Upacara peringatan hari Kebangkitan Nasional di halaman blok C Lapas IIa itu berlangsung khidmat. Dimulai pukul 08.00, peserta didominasi sipir dan petugas lapas. Ada yang mengenakan pakaian korpri, ada yang berpakaian atasan putih dan bawahan hitam. Total sekitar 50-an orang.

Tapi, ada yang sedikit berbeda di sisi barat. Tujuh perwakilan narapidana yang menggunakan kaos merah dan bawahan gelap.
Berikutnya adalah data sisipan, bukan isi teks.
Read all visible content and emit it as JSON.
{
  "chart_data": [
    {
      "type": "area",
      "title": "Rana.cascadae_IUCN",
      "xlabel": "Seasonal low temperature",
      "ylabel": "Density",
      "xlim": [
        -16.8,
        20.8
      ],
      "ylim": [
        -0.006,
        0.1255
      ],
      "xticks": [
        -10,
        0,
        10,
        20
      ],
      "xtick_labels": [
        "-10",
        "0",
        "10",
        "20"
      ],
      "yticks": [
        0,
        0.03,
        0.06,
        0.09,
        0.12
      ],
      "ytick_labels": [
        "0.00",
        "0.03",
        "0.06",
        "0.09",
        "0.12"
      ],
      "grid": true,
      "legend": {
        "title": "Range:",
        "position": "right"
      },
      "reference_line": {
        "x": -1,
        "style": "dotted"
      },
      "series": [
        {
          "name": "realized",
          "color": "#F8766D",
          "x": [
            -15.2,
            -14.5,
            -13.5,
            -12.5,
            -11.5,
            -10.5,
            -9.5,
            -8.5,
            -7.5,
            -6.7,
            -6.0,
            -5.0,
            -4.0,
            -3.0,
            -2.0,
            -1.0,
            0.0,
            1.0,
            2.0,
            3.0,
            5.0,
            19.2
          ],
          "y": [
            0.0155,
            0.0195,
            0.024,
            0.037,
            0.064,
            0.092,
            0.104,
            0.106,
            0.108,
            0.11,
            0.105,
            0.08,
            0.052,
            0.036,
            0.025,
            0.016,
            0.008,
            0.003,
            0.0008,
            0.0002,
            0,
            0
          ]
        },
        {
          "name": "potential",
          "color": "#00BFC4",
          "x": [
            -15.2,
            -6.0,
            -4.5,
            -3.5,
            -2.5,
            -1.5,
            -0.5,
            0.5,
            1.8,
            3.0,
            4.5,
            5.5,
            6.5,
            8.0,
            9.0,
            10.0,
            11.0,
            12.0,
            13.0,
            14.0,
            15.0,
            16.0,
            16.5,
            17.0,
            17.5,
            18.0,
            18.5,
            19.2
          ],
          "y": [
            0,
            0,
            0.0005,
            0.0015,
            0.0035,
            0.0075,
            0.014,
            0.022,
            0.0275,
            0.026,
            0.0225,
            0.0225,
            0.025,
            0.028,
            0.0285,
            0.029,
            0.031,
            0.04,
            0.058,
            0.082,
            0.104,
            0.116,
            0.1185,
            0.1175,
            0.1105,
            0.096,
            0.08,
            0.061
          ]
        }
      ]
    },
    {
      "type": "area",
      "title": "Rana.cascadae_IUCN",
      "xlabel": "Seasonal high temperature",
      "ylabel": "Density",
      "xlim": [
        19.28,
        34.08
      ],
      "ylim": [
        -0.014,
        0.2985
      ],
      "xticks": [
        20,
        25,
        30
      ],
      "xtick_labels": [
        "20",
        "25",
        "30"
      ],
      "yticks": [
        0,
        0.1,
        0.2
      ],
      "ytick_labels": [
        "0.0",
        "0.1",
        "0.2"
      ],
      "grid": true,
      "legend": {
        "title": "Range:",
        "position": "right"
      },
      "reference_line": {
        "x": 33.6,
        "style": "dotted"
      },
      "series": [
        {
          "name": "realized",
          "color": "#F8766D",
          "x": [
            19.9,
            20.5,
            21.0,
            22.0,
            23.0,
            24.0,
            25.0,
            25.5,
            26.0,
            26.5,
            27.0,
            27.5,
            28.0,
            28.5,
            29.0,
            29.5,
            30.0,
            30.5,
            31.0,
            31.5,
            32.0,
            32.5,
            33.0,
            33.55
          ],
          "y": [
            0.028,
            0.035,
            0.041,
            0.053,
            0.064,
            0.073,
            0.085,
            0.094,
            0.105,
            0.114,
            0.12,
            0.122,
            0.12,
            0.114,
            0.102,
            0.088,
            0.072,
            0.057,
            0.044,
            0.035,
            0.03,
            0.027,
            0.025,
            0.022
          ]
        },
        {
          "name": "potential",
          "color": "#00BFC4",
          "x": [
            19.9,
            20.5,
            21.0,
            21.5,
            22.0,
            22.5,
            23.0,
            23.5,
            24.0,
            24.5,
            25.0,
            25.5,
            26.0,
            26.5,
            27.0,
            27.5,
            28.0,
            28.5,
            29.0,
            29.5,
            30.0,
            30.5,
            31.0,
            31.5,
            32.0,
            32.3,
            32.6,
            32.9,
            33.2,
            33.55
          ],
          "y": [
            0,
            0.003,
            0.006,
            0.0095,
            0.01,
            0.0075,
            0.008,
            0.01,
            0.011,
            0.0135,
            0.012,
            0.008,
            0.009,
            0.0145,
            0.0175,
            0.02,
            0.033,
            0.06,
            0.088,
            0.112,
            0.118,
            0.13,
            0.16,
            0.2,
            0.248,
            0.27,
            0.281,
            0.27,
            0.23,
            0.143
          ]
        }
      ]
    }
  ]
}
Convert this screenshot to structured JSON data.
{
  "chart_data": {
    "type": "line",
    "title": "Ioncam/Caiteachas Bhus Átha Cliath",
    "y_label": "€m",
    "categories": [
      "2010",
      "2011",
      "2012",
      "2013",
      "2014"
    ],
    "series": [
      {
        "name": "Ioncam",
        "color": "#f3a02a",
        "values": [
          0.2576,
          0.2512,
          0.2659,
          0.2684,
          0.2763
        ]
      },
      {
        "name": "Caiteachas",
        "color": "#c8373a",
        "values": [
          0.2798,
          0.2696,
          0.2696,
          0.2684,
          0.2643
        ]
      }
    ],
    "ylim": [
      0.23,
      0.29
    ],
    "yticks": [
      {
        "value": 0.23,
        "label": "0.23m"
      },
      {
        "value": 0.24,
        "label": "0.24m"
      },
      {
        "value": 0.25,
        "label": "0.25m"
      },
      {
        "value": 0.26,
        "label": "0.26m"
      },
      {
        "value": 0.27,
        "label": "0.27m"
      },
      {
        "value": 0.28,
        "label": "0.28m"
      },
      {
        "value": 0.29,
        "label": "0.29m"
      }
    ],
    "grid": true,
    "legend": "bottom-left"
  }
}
Mereka tampak mengikuti rangkaian proses upacara dengan khidmat.

Hingga saatnya ke tujuh narapidana itu dipanggil ke tengah lapangan. Mendatangi Kepala Lapas Kusmanto Eko Putro yang menjadi inspektur upacara. Ternyata, mereka sedang dilakukan pengukuhan. “Mereka warga binaan terpilih untuk dilakukan pendidikan dan pelatihan keterampilan,” beber Humas Lapas Kediri Didi Rahmadi. Mereka dinamakan Pasukan Merah Putih Narapidana. Sebagai awal, pelatihan yang diberikan adalah keterampilan pertukangan. Keberadaan mereka sebagai bagian upacara bendera tersebut terasa istimewa karena ratusan narapidana lainnya berada di masjid dan dalam sel.

Pengukuhan itu hanyalah satu dari rangkaian kegiatan peringatan Kebangkitan Nasional. Sejumlah kegiatan positif pun dilakukan warga binaan. “Ada instruksi dari Dirjen Pemasyarakatan tentang wujud peran aktif warga binaan,” jelasnya.

Kegiatan lainnya yang dipamerkan adalah menenun. Kegiatan berada di lantai dua gedung utama lapas. Setidaknya ada empat penenun yang terlihat sibuk. “Mereka sudah produksi hingga tiga meter kain dalam seminggu,” terangnya. Setelah jadi, hasilnya pun diambil oleh mitra. Mereka berasal dari produsen kerajinan tenun di wilayah Bandar.

Tak sekadar menjadi bagian dari kegiatan positif warga binaan. Keterampilan menenun ini juga diharapkan bisa menghasilkan produk unggulan dari masing-masing lapas. “Biasanya masing-masing lapas punya unggulan sendiri-sendiri. Seperti industri perkayuan, otomotif atau lainnya. Kalau di (Lapas) Kota Kediri ya kain tenun ini,” bebernya.

Pelatihan keterampilan ini juga diharapkan bisa menjadi latihan kemandirian bagi para warga binaan. Khususnya setelah para warga binaan menyelesaikan masa hukuman.

Selain upacara dan menenun, satu lagi kegiatan positif yang dijalani para warga binaan. Yaitu mengaji. Bertempat di masjid lapas yang terletak di sisi selatan.  Beberapa warga binaan membentuk kelompok. Terlihat ada tiga kelompok yang terlihat khusyuk. Masing-masing kelompok terdiri dari dua hingga tiga orang.

“Yang mengajari juga narapidana sendiri,” jelas Didi. Sebelumnya, narapidana terpilih diminta mengaji di pondok hingga lancar. Setelah itu, kembali ke lapas dan mengajari teman-temannya.

Kemarin, suasana tenang sangat terasa. Meski yang mengaji hanya segelintir warga binaan, puluhan lainnya tampak menyimak. Duduk di teras masjid, mereka ikut mendengarkan teman mereka mengaji. Mungkin, bulan Ramadan membuat para warga binaan ingin ikut merasakan kekhusyukan.

Menurut Didi, kegiatan mengaji ini sebenarnya tidak hanya terlaksana saat peringatan kebangkitan nasional, kemarin. Tetapi, sudah dilakukan setiap hari. “Biasanya mulai pukul 09.00 hingga salat Duhur,” jelasnya. Harapannya, warga binaan akan menjadi sosok yang lebih baik saat keluar dari lapas nantinya.